Der Subventionswettlauf um die Rettung der Opel-Werke kommt ins Rollen: Großbritannien, Spanien und Polen haben General Motors (GM) laut dem Nachrichtenmagazin "Der Spiegel" Kreditbürgschaften und Steuererleichterungen in Aussicht gestellt. Auch Belgien hatte Staatshilfen versprochen. Insgesamt geht es um mehr als eine Milliarde Euro. Der deutsche Wirtschaftsminister Rainer Brüderle lehnte eine Sonderbehandlung für Opel ab.
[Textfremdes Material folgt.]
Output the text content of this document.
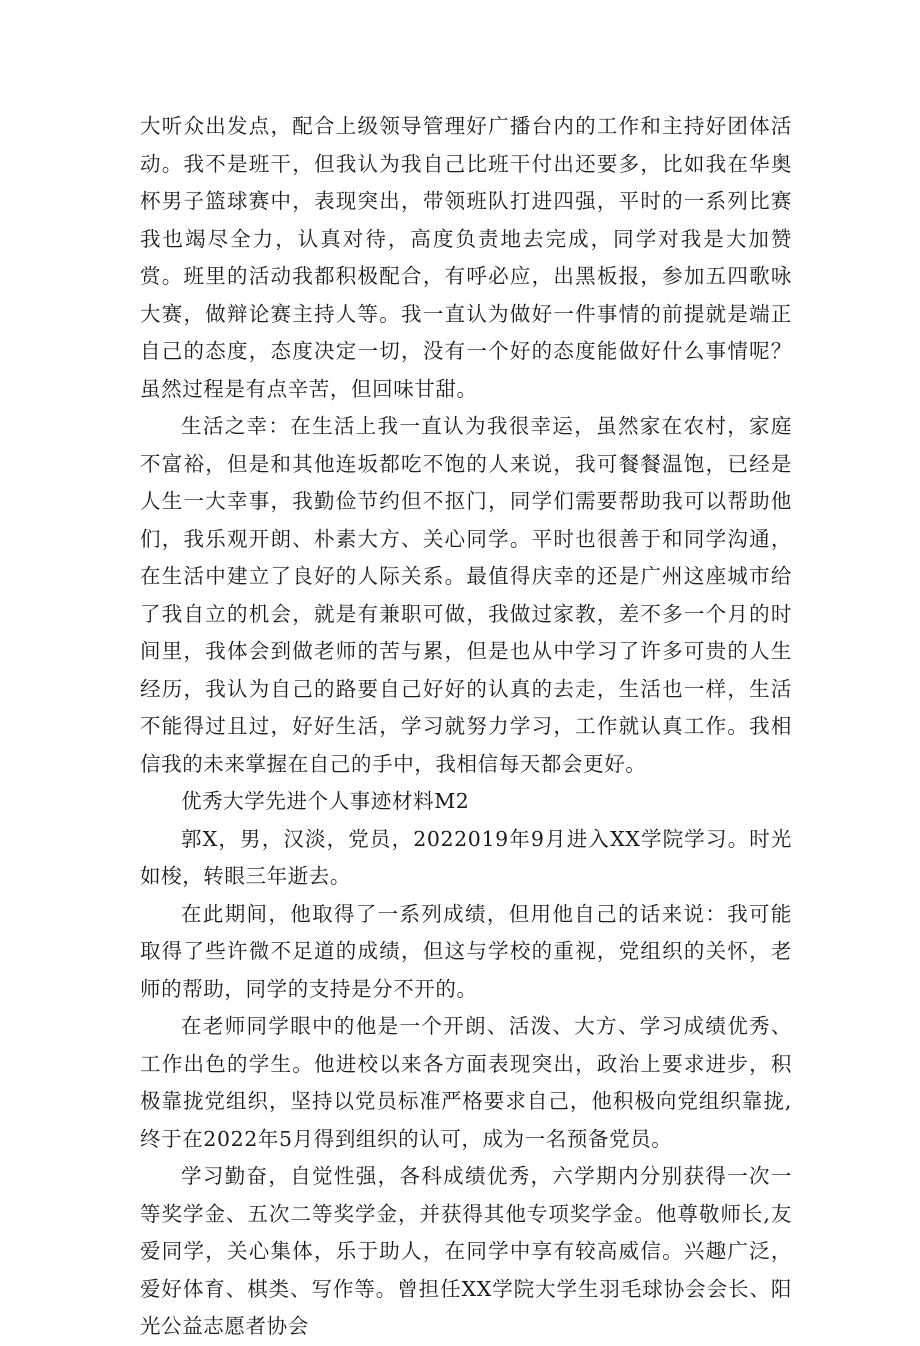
大听众出发点，配合上级领导管理好广播台内的工作和主持好团体活动。我不是班干，但我认为我自己比班干付出还要多，比如我在华奥杯男子篮球赛中，表现突出，带领班队打进四强，平时的一系列比赛我也竭尽全力，认真对待，高度负责地去完成，同学对我是大加赞赏。班里的活动我都积极配合，有呼必应，出黑板报，参加五四歌咏大赛，做辩论赛主持人等。我一直认为做好一件事情的前提就是端正自己的态度，态度决定一切，没有一个好的态度能做好什么事情呢？虽然过程是有点辛苦，但回味甘甜。

生活之幸：在生活上我一直认为我很幸运，虽然家在农村，家庭不富裕，但是和其他连坂都吃不饱的人来说，我可餐餐温饱，已经是人生一大幸事，我勤俭节约但不抠门，同学们需要帮助我可以帮助他们，我乐观开朗、朴素大方、关心同学。平时也很善于和同学沟通，在生活中建立了良好的人际关系。最值得庆幸的还是广州这座城市给了我自立的机会，就是有兼职可做，我做过家教，差不多一个月的时间里，我体会到做老师的苦与累，但是也从中学习了许多可贵的人生经历，我认为自己的路要自己好好的认真的去走，生活也一样，生活不能得过且过，好好生活，学习就努力学习，工作就认真工作。我相信我的未来掌握在自己的手中，我相信每天都会更好。

优秀大学先进个人事迹材料M2

郭X，男，汉淡，党员，2022019年9月进入XX学院学习。时光如梭，转眼三年逝去。

在此期间，他取得了一系列成绩，但用他自己的话来说：我可能取得了些许微不足道的成绩，但这与学校的重视，党组织的关怀，老师的帮助，同学的支持是分不开的。

在老师同学眼中的他是一个开朗、活泼、大方、学习成绩优秀、工作出色的学生。他进校以来各方面表现突出，政治上要求进步，积极靠拢党组织，坚持以党员标准严格要求自己，他积极向党组织靠拢,终于在2022年5月得到组织的认可，成为一名预备党员。

学习勤奋，自觉性强，各科成绩优秀，六学期内分别获得一次一等奖学金、五次二等奖学金，并获得其他专项奖学金。他尊敬师长,友爱同学，关心集体，乐于助人，在同学中享有较高威信。兴趣广泛，爱好体育、棋类、写作等。曾担任XX学院大学生羽毛球协会会长、阳光公益志愿者协会
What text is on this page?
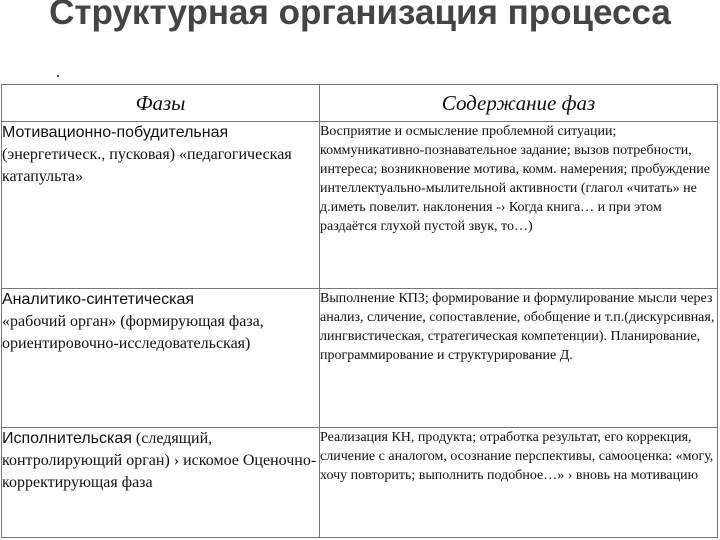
Структурная организация процесса
Фазы	Содержание фаз
Мотивационно-побудительная
(энергетическ., пусковая) «педагогическая катапульта»	Восприятие и осмысление проблемной ситуации; коммуникативно-познавательное задание; вызов потребности, интереса; возникновение мотива, комм. намерения; пробуждение интеллектуально-мылительной активности (глагол «читать» не д.иметь повелит. наклонения -› Когда книга… и при этом раздаётся глухой пустой звук, то…)
Аналитико-синтетическая
«рабочий орган» (формирующая фаза, ориентировочно-исследовательская)	Выполнение КПЗ; формирование и формулирование мысли через анализ, сличение, сопоставление, обобщение и т.п.(дискурсивная, лингвистическая, стратегическая компетенции). Планирование, программирование и структурирование Д.
Исполнительская (следящий, контролирующий орган) › искомое Оценочно-корректирующая фаза	Реализация КН, продукта; отработка результат, его коррекция, сличение с аналогом, осознание перспективы, самооценка: «могу, хочу повторить; выполнить подобное…» › вновь на мотивацию
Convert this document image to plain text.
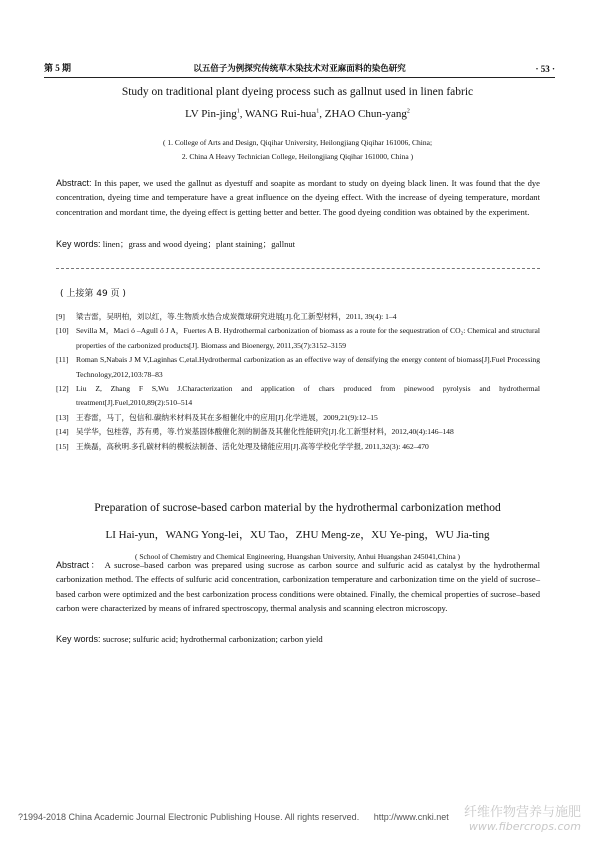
第 5 期	以五倍子为例探究传统草木染技术对亚麻面料的染色研究	· 53 ·
Study on traditional plant dyeing process such as gallnut used in linen fabric
LV Pin-jing$^1$, WANG Rui-hua$^1$, ZHAO Chun-yang$^2$
( 1. College of Arts and Design, Qiqihar University, Heilongjiang Qiqihar 161006, China;
2. China A Heavy Technician College, Heilongjiang Qiqihar 161000, China )
Abstract: In this paper, we used the gallnut as dyestuff and soapite as mordant to study on dyeing black linen. It was found that the dye concentration, dyeing time and temperature have a great influence on the dyeing effect. With the increase of dyeing temperature, mordant concentration and mordant time, the dyeing effect is getting better and better. The good dyeing condition was obtained by the experiment.
Key words: linen；grass and wood dyeing；plant staining；gallnut
( 上接第 49 页 )
[9]	梁吉雷，吴明柏，刘以红，等.生物质水热合成炭微球研究进展[J].化工新型材料，2011, 39(4): 1–4
[10] Sevilla M，Maci ó –Agull ó J A，Fuertes A B. Hydrothermal carbonization of biomass as a route for the sequestration of CO₂: Chemical and structural properties of the carbonized products[J]. Biomass and Bioenergy, 2011,35(7):3152–3159
[11]	Roman S,Nabais J M V,Laginhas C,etal.Hydrothermal carbonization as an effective way of densifying the energy content of biomass[J].Fuel Processing Technology,2012,103:78–83
[12] Liu Z, Zhang F S,Wu J.Characterization and application of chars produced from pinewood pyrolysis and hydrothermal treatment[J].Fuel,2010,89(2):510–514
[13] 王春雷，马丁，包信和.碳纳米材料及其在多相催化中的应用[J].化学进展，2009,21(9):12–15
[14] 吴学华，包桂蓉，苏有勇，等.竹炭基固体酸催化剂的制备及其催化性能研究[J].化工新型材料，2012,40(4):146–148
[15] 王焕磊，高秋明.多孔碳材料的模板法制备、活化处理及储能应用[J].高等学校化学学报, 2011,32(3): 462–470
Preparation of sucrose-based carbon material by the hydrothermal carbonization method
LI Hai-yun，WANG Yong-lei，XU Tao，ZHU Meng-ze，XU Ye-ping，WU Jia-ting
( School of Chemistry and Chemical Engineering, Huangshan University, Anhui Huangshan 245041,China )
Abstract： A sucrose–based carbon was prepared using sucrose as carbon source and sulfuric acid as catalyst by the hydrothermal carbonization method. The effects of sulfuric acid concentration, carbonization temperature and carbonization time on the yield of sucrose–based carbon were optimized and the best carbonization process conditions were obtained. Finally, the chemical properties of sucrose–based carbon were characterized by means of infrared spectroscopy, thermal analysis and scanning electron microscopy.
Key words: sucrose; sulfuric acid; hydrothermal carbonization; carbon yield
?1994-2018 China Academic Journal Electronic Publishing House. All rights reserved. http://www.cnki.net 纤维作物营养与施肥
www.fibercrops.com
Brüderle sperrt sich weiter gegen staatliche Hilfen für den angeschlagenen Autobauer. "Ich habe mit Interesse die Einschätzung von GM-Chef (Fritz) Henderson und GM-Verwaltungsratschef (Edward) Whitacre gelesen, der Mutterkonzern könne das alleine stemmen. Ich hielte das auch für geboten", sagte Brüderle dem "Hamburger Abendblatt" (Samstag-Ausgabe).
Brüderle fordert Konzept
Opel habe dasselbe Recht wie alle anderen Unternehmen, einen Antrag auf Unterstützung zu stellen, so Brüderle. Ein solcher Antrag werde gegebenenfalls pflichtgerecht und ergebnisoffen geprüft. "Aber sie müssen ein Konzept entwickeln", sagte er mit Blick auf die US-Mutter GM.
Am Montag kommt GM-Europa-Chef Nick Reilly in Brüssel auf Einladung von EU-Industriekommissar Günter Verheugen mit Wirtschaftsministern der EU-Länder zusammen. Er hatte zuvor in Polen, Großbritannien, Belgien und Spanien um Unterstützung geworben.